Editorial

Crianza y autoridad: una alianza necesaria y posible

La crianza definida como el proceso de acompañar, educar y orientar a niños y niñas en la aventura de la vida, debe fundamentarse en un ejercicio asertivo de la autoridad, que grupos de expertos califican como benevolente y con serena firmeza.

El buen ejercicio de la autoridad en la crianza tiene como función enseñar a obedecer responsablemente dentro de un proceso gradual de socialización, entendida esta como convivencia en democracia.

Una de las connotaciones etimológicas más reconocidas de la palabra autoridad se refiere a la raíz latina augeo, que significa, entre otras acepciones, ‘hacer crecer’. Desde su origen debemos tener claro que el ejercicio asertivo de la autoridad debe permitir que los niños y niñas avancen de manera segura hacia la meta fundamental de su autonomía.

Con mucha frecuencia se observa que las prácticas de crianza oscilan pendularmente entre la permisividad y el autoritarismo. La primera deroga las normas estableciendo para el niño un enorme vacío y el segundo las refuerza, pero de una manera amañada y caprichosa. Como la anota William Damon, por opuestos que puedan parecer, la permisividad y el autoritarismo de los progenitores y de otros adultos acompañantes, tienden a producir en los sujetos de crianza personas con un pobre autocontrol y una incorporación difícil al tejido social, que compromete el ejercicio vital gratificante al que tienen derecho.

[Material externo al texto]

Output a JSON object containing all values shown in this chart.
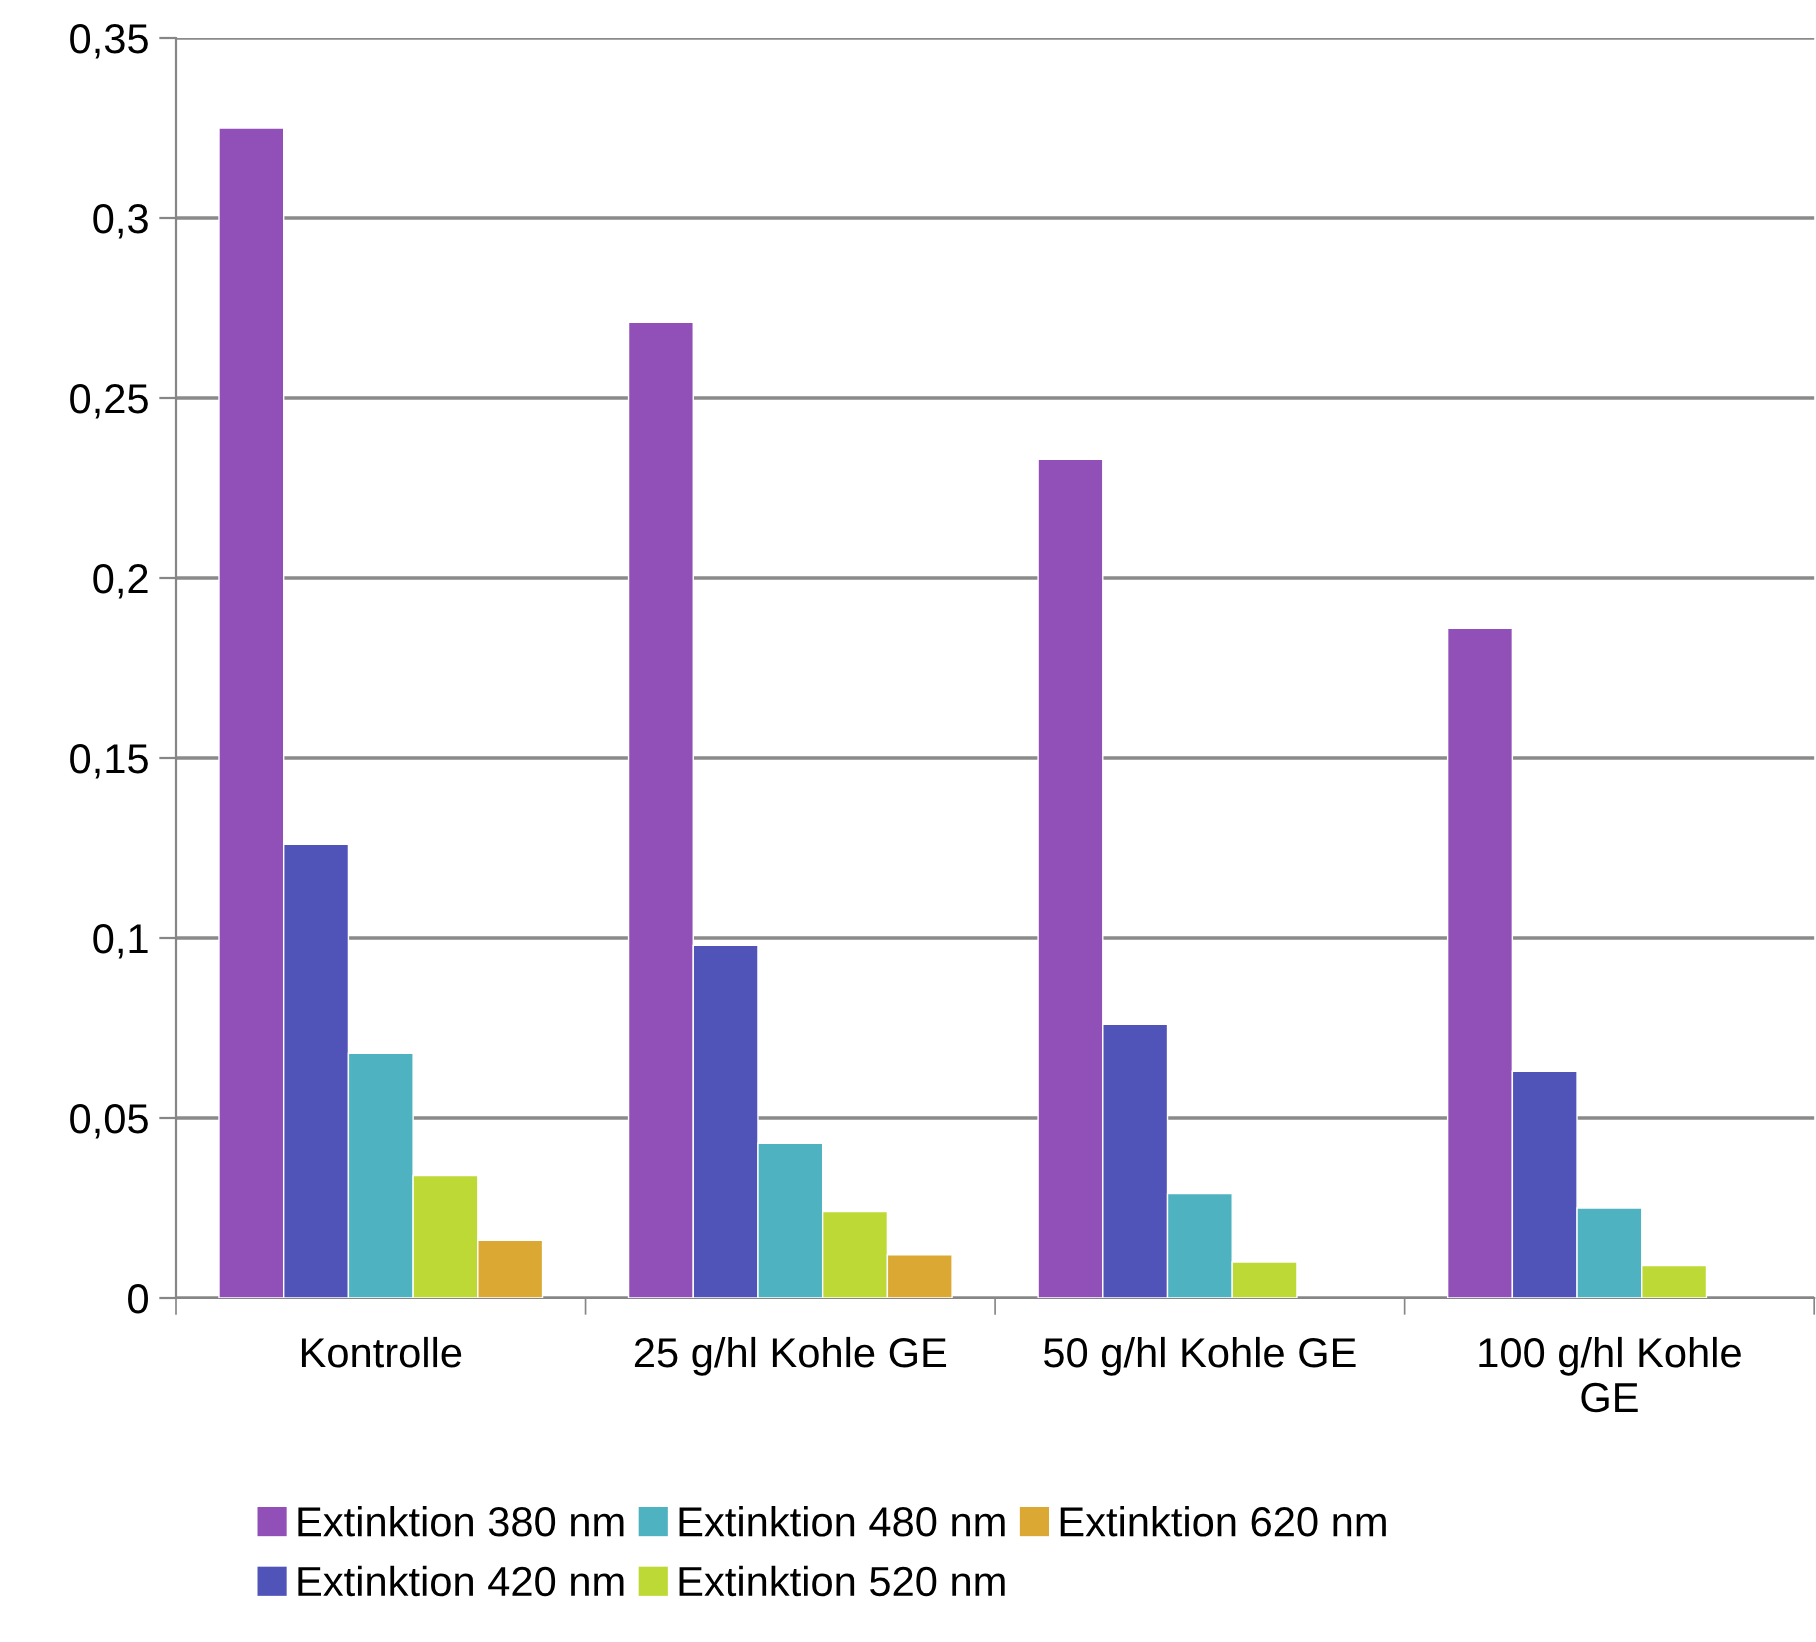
{
  "chart_data": {
    "type": "bar",
    "categories": [
      "Kontrolle",
      "25 g/hl Kohle GE",
      "50 g/hl Kohle GE",
      "100 g/hl Kohle\nGE"
    ],
    "series": [
      {
        "name": "Extinktion 380 nm",
        "color": "#9150b8",
        "values": [
          0.325,
          0.271,
          0.233,
          0.186
        ]
      },
      {
        "name": "Extinktion 420 nm",
        "color": "#5054b8",
        "values": [
          0.126,
          0.098,
          0.076,
          0.063
        ]
      },
      {
        "name": "Extinktion 480 nm",
        "color": "#4fb2c0",
        "values": [
          0.068,
          0.043,
          0.029,
          0.025
        ]
      },
      {
        "name": "Extinktion 520 nm",
        "color": "#bcd935",
        "values": [
          0.034,
          0.024,
          0.01,
          0.009
        ]
      },
      {
        "name": "Extinktion 620 nm",
        "color": "#dba933",
        "values": [
          0.016,
          0.012,
          null,
          null
        ]
      }
    ],
    "ylim": [
      0,
      0.35
    ],
    "yticks": [
      {
        "value": 0,
        "label": "0"
      },
      {
        "value": 0.05,
        "label": "0,05"
      },
      {
        "value": 0.1,
        "label": "0,1"
      },
      {
        "value": 0.15,
        "label": "0,15"
      },
      {
        "value": 0.2,
        "label": "0,2"
      },
      {
        "value": 0.25,
        "label": "0,25"
      },
      {
        "value": 0.3,
        "label": "0,3"
      },
      {
        "value": 0.35,
        "label": "0,35"
      }
    ],
    "grid": "y",
    "legend": "bottom"
  }
}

La invitación que hacemos con vehemencia desde la Sociedad Colombiana de Pediatría tiende al rescate de un buen ejercicio de la autoridad, que le aporte a los sujetos de crianza los elementos necesarios para obrar con la responsabilidad y la libertad, que les permita afrontar con éxito cada una de las etapas de su proceso vital.

Un buen resumen de nuestra propuesta lo encontramos en esta reflexión de Emanuel Levy: “La autoridad es el equilibrio entre la libertad y el poder”.